My fiance's mother was born in southern Vietnam.  She would still be there, most likely, if the war had not come.
But it did, and so she began a death-defying cycle: attempt escape, get caught, go to prison.  She has told me that she did not want her children to be raised in a Communist country, the place where she rode her bike to school past piles of dead bodies loaded in carts.  The place where she was told what she could do and where she could go.  
And thus, for the eighth time, she crawled into a tiny boat and prayed that this time they would not get caught.  I cannot even imagine the relief she must have felt when she placed her feet on land again.
Thailand.  Freedom.  Waiting. 
She waited for years for a chance to migrate to the USA. It finally came, and here in the States she has remained. She is a survivor. She is a pillar of strength. And no one would deny, she is Vietnamese.

So is it being born in Vietnam that makes one Vietnamese?  
My fiance was born in a Thai refugee camp, a location so sacred to his mother that she named him "Thai."  I think that was her small way of saying, "Thank you," to the country that had embraced her in her time of need.
Thai, however, remembers nothing of Asia, nothing of Dallas, nothing of California.  All he recollects is the ghettos of Houston, Texas.  
And yet, I still always say he was raised in "Vietnam."  His mother could only speak Vietnamese, and so he only spoke Vietnamese, until American children hammered English into his brain.  For the first eighteen years of his life, he ate phở bò and rice with nước mắm while surrounded by incense and jade statues of buddhas.  He watched his mom's Chinese soap operas dubbed in Vietnamese and listened to her Viet music and radio stations.  
He may worship Texas barbecue and obsess over American football, but he is not just any Texan or any American.  He is Vietnamese-American.

And then there's me.  Let's measure me by these Vietnamese standards, shall we?

Born in Vietnam? 
Far from it.  In the fourth grade, we had to do a project where we drew out our family tree with the birthplace of each relation written next to their name.  The letters "USA" were scribbled next to every single one of mine, reaching back for generations.

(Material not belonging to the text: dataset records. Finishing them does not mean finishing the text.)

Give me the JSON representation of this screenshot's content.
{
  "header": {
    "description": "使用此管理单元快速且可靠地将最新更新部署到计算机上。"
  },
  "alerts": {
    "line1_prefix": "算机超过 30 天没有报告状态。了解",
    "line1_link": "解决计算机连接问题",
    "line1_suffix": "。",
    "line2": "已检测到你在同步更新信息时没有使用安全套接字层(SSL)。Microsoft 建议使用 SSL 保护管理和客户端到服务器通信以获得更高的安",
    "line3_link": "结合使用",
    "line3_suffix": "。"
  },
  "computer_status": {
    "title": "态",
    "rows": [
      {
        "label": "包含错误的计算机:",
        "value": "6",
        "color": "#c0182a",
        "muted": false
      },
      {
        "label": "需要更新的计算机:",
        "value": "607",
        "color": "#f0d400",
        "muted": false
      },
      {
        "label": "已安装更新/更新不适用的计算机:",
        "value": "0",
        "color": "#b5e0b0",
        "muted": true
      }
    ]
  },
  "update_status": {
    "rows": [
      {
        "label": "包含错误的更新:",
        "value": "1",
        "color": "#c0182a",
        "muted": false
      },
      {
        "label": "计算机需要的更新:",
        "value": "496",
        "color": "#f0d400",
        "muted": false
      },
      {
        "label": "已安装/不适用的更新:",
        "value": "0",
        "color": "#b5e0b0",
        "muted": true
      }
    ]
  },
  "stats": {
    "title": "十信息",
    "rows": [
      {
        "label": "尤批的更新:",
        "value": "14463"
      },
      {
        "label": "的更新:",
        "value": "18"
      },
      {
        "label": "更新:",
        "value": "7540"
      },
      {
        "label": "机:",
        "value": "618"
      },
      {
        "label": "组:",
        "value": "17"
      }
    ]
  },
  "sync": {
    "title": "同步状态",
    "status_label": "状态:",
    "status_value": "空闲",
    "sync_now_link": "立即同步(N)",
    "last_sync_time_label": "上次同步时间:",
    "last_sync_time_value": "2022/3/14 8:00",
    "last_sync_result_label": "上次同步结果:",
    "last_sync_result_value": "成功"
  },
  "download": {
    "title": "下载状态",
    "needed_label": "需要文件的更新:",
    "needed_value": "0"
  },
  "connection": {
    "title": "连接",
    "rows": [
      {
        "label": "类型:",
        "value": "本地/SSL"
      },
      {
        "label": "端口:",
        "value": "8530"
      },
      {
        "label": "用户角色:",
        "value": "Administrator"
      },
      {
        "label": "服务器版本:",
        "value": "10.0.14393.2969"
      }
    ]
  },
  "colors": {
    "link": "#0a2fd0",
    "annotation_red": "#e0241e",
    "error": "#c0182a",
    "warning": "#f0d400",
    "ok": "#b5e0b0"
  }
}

Olive skin and dark almond eyes? 
When Thai told me he'd never been sunburned, I couldn't conceive of that concept.  My complexion is pink and freckled; my eyes are wide and green.  My hair is dark, but it's a mass of curls that would frizz and fry in jungle heat.

Speaks Vietnamese?
At the level of a 2 year old.
Eats Vietnamese?
Restaurants and a rice cooker.
Celebrates Vietnamese culture?
I gamble on Lunar New Year, does that count?


I am not Vietnamese by any average measurement.  But I'm in love with a Vietnamese-American with a Vietnamese mother.  She doesn't care that I'm white or that I butcher her language when I speak it.  He doesn't care that I have green eyes and pale skin or that I can't cook phở.  
But I care; I want to embrace as much Vietnamese culture as my little spoiled American self can handle.  And I will document this delightfully terrifying journey here.

If you've made it this far in my explanation, cám ơn!